The NIMI.LOG on the Execution Server shows the following error lines:

 2014-08-19 17:51:14,385 [KeepAliveWorker-4] DEBUG (KeepAliveManagerImpl.java:283) 
 - Not updating [NodeInfo{nodeId=nid:<Node ID>, hostname='<Hostname>', 		
 addresses=[/10.x.x.x:6600], nodeType=NODE, version=4.5.1.59}] - this supernode is over max capacity

Environment:
All versions of CA Release Automation
Cause:

This error occurs when the number of agents that can be handled by the Execution Server (NES) has reached it's maximum capacity.

An Execution server is configured to serve a specific number of agents defined in nimi_config.xml configuration file (Default: 200).

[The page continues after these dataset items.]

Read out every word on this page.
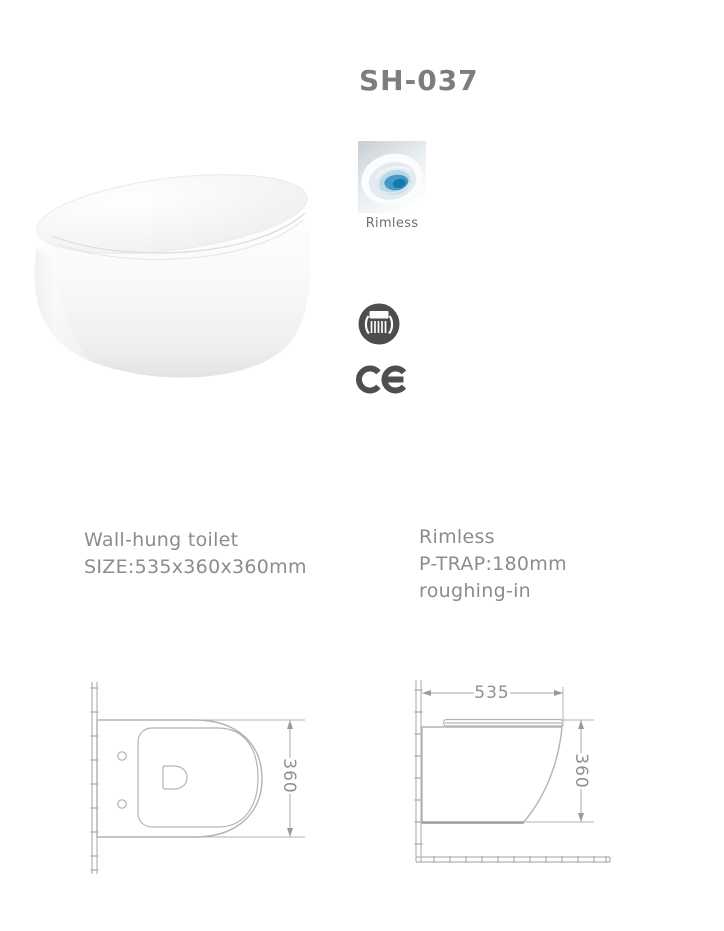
SH-037
Rimless
Wall-hung toilet
SIZE:535x360x360mm
Rimless
P-TRAP:180mm
roughing-in
360
535
360
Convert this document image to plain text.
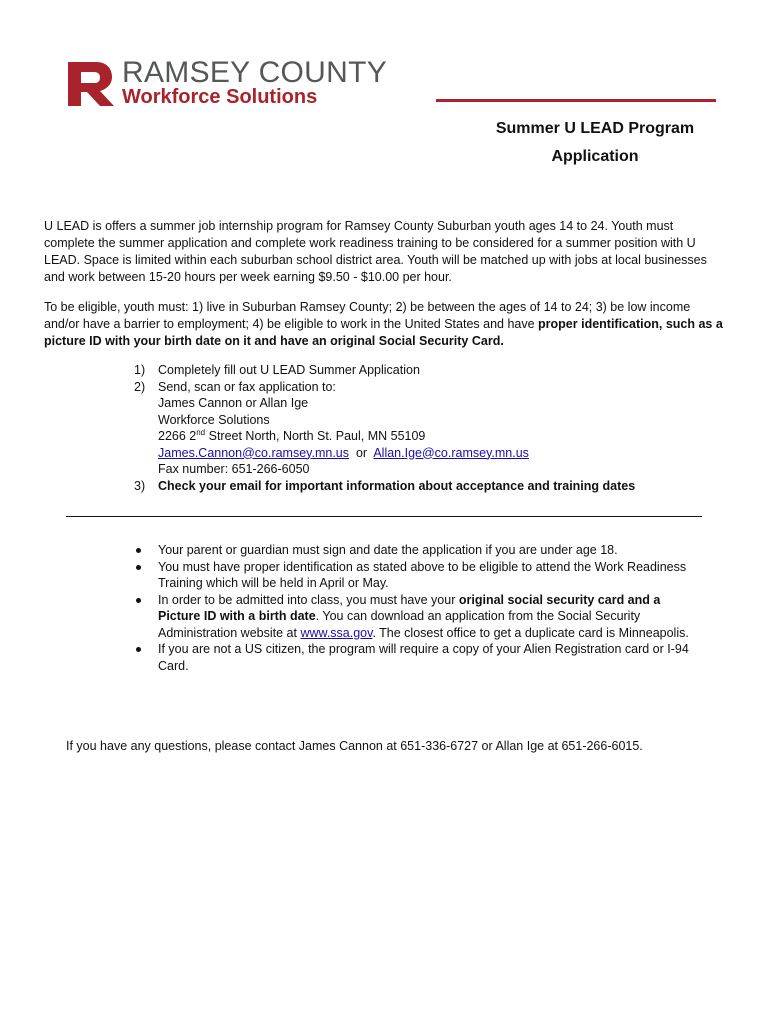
RAMSEY COUNTY
Workforce Solutions
Summer U LEAD Program
Application

U LEAD is offers a summer job internship program for Ramsey County Suburban youth ages 14 to 24. Youth must complete the summer application and complete work readiness training to be considered for a summer position with U LEAD. Space is limited within each suburban school district area. Youth will be matched up with jobs at local businesses and work between 15-20 hours per week earning $9.50 - $10.00 per hour.

To be eligible, youth must: 1) live in Suburban Ramsey County; 2) be between the ages of 14 to 24; 3) be low income and/or have a barrier to employment; 4) be eligible to work in the United States and have proper identification, such as a picture ID with your birth date on it and have an original Social Security Card.

1)	Completely fill out U LEAD Summer Application
2)	Send, scan or fax application to:
James Cannon or Allan Ige
Workforce Solutions
2266 2nd Street North, North St. Paul, MN 55109
James.Cannon@co.ramsey.mn.us  or  Allan.Ige@co.ramsey.mn.us
Fax number: 651-266-6050
3)	Check your email for important information about acceptance and training dates
Your parent or guardian must sign and date the application if you are under age 18.
You must have proper identification as stated above to be eligible to attend the Work Readiness Training which will be held in April or May.
In order to be admitted into class, you must have your original social security card and a Picture ID with a birth date. You can download an application from the Social Security Administration website at www.ssa.gov. The closest office to get a duplicate card is Minneapolis.
If you are not a US citizen, the program will require a copy of your Alien Registration card or I-94 Card.
If you have any questions, please contact James Cannon at 651-336-6727 or Allan Ige at 651-266-6015.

If there are more than the defined number of agents trying to connect to an Execution server there can be several issues.

One of the issues is that the agents randomly lose connectivity to the server at random times. This can cause jobs to fail during any step of  process execution.


The current default definition of the number of agents can be found in <RA_EXECUTION_SERVER_INSTALL_DIR>/conf/nimi_config.xml

For Release Automation 4.7.1 and below the values are defined as:

 <server> 		
  <capacity>200</capacity> <!-- how much nodes to accept--> 		
  <warn-capacity>190</warn-capacity> <!-- over this limit new connecting nodes will be asked to seek another supernode--> 		
 </server> 	 
 

For Release Automation 5.0 the values are defined as:

  <server>
  <capacity>200</capacity> <!-- how much nodes to accept--> 		
  <warn-capacity>200</warn-capacity> <!-- over this limit new connecting nodes will be asked to seek another supernode--> 		
 </server> 	 
Resolution:

1. Increase the number of agents that can be handled by an Execution Server, by modifying nimi_config.xml.

Example for increasing the capacity to 250.

  <server>
  <capacity>250</capacity> <!-- how much nodes to accept--> 		
  <warn-capacity>250</warn-capacity> <!-- over this limit new connecting nodes will be asked to seek another supernode--> 		
 </server> 	 
 

2. Restart the Nolio Services on the Execution Server

Important Note: Make sure that there are no jobs running on the Execution Server before making the change.


 

Things to consider before increasing the number or agents

- Current RA JVM heap size definitions

- RAM on the Execution Server

- Number of processors on the Execution Server

Note: It is highly recommended to add a new Execution Server and load balance the number of agents attached to each Execution Server, if the maximum capacity (default: 200) has been reached.